Trauma clinical trials at UCSD
2 research studies open to eligible people
Continuous Erector Spinae Plane Blocks for Rib Fractures
open to eligible people ages 18 years and up
Rib fractures are one of the most common injuries in trauma patients. These fractures are associated with significant pain as well as decreased ability to inspire deeply or cough to clear secretions, which together lead to complications of the lungs and breathing which leads to risks of further injury and even death.

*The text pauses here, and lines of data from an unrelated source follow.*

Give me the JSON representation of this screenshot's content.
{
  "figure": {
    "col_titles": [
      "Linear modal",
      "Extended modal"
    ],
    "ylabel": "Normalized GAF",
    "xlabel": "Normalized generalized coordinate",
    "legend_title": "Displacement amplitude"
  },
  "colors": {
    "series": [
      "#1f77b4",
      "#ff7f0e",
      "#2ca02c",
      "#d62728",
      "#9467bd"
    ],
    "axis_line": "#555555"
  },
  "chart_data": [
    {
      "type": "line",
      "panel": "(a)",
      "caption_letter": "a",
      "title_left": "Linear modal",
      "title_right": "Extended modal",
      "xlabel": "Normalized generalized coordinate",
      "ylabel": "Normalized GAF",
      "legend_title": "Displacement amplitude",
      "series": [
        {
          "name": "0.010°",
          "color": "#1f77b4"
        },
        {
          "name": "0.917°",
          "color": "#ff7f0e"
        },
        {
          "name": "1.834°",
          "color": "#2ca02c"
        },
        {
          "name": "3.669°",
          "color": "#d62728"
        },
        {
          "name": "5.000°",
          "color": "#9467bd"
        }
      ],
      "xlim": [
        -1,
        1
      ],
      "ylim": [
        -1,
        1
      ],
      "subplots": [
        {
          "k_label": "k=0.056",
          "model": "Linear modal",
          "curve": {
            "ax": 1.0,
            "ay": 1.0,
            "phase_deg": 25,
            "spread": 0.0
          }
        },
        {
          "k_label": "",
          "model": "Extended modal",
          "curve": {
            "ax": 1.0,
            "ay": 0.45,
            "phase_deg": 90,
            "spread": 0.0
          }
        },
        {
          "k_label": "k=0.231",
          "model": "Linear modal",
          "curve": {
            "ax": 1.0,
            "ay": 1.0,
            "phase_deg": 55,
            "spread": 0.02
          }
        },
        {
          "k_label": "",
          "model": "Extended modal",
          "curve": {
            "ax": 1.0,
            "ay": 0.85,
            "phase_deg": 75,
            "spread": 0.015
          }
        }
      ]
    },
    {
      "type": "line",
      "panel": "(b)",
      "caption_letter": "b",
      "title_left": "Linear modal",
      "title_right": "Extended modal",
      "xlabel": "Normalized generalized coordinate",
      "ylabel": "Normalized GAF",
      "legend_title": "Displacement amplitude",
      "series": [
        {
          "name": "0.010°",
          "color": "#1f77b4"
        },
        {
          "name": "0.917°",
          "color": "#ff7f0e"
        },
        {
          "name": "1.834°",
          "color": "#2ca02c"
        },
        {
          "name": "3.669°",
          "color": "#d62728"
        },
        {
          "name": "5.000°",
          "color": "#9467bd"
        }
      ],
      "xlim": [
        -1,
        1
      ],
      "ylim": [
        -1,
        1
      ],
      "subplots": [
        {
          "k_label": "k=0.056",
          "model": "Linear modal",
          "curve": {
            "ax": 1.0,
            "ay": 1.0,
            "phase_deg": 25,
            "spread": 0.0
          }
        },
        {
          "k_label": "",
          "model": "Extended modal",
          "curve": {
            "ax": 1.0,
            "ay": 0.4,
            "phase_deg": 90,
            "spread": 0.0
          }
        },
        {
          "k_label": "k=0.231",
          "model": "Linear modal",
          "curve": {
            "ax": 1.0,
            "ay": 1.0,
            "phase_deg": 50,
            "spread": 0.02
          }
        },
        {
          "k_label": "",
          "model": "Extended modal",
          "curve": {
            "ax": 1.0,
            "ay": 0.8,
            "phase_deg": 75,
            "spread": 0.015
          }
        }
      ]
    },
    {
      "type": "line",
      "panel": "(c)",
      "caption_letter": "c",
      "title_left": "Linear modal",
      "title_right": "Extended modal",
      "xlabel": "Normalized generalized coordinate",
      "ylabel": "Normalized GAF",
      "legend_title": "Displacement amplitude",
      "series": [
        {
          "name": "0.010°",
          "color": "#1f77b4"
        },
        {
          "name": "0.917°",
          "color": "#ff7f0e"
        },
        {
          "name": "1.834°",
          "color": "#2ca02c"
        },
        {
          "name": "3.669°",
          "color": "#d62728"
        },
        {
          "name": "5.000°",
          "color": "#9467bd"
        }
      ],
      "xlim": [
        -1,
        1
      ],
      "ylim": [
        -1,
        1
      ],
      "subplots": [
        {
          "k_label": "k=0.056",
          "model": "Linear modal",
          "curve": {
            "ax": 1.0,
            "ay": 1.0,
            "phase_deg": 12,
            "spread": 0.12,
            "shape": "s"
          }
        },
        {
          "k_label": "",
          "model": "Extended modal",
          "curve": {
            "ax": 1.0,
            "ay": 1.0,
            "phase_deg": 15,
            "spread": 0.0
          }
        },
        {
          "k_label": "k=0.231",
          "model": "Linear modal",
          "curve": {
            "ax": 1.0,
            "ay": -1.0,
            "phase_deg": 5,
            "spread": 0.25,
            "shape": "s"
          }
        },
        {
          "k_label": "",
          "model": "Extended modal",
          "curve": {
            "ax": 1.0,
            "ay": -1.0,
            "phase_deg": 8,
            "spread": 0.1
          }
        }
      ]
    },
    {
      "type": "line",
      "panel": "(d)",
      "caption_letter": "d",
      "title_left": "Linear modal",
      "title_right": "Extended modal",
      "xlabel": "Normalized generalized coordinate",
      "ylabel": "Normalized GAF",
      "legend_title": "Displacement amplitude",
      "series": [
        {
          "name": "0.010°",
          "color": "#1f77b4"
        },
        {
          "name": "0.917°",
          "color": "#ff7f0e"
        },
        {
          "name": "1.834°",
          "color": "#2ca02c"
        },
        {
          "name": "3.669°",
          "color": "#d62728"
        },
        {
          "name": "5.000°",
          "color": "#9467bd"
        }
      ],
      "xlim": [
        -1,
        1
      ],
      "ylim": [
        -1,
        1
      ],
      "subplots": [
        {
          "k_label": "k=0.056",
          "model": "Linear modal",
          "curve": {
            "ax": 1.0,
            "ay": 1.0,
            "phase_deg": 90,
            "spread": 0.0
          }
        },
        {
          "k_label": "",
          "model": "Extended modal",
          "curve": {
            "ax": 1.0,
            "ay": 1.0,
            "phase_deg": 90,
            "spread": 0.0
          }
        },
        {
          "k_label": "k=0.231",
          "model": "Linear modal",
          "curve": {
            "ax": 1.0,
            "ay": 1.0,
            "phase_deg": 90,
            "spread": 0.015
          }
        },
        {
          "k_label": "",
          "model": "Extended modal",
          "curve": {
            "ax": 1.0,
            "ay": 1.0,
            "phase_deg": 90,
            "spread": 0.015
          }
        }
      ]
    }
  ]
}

One recent study found that the ability to move air into and out of the lungs practically doubled with the administration of a single-injection Erector Spainae Plane Block (ESPB) while pain levels nearly halved. However, a single-injection nerve block lasts less than 24 hours while a perineural local anesthetic infusion (also termed a "continuous peripheral nerve block") may be administered for multiple days. This entails inserting a tiny tube through the skin and into the area around the nerves, after which more local anesthetic may be administered prolonging the numbing effects. The possibility of extending the duration of a ESPB with local anesthetic administration via a perineural catheter has not be investigated. We therefore are conducting a randomized, triple-masked, placebo-controlled, parallel-arm study to investigate the addition of a continuous ESPB to a single-injection ESPB following traumatic rib fractures. The primary outcome of this study will be the maximum inspired volume measured by incentive spirometry on the afternoon following the nerve block procedure. We hypothesize that the maximum inspired volume will be significantly increased in the afternoon following the procedure with the addition of a continuous ESPB to a single-injection ESPB.
San Diego, California
Humacyte Human Acellular Vessel (HAV) in Patients With Vascular Trauma
open to eligible people ages 18-85
This study evaluates the use of the Human Acellular Vessel (HAV) in adults with vascular trauma below the neck who are undergoing vascular reconstructive surgery. There will be a torso cohort and a limb cohort. All subjects will be implanted with a HAV as an interposition vessel or bypass using standard vascular surgical techniques. There is no control arm.
La Jolla, California and other locations
Our lead scientists for Trauma research studies include Brian M Ilfeld, MD, MS.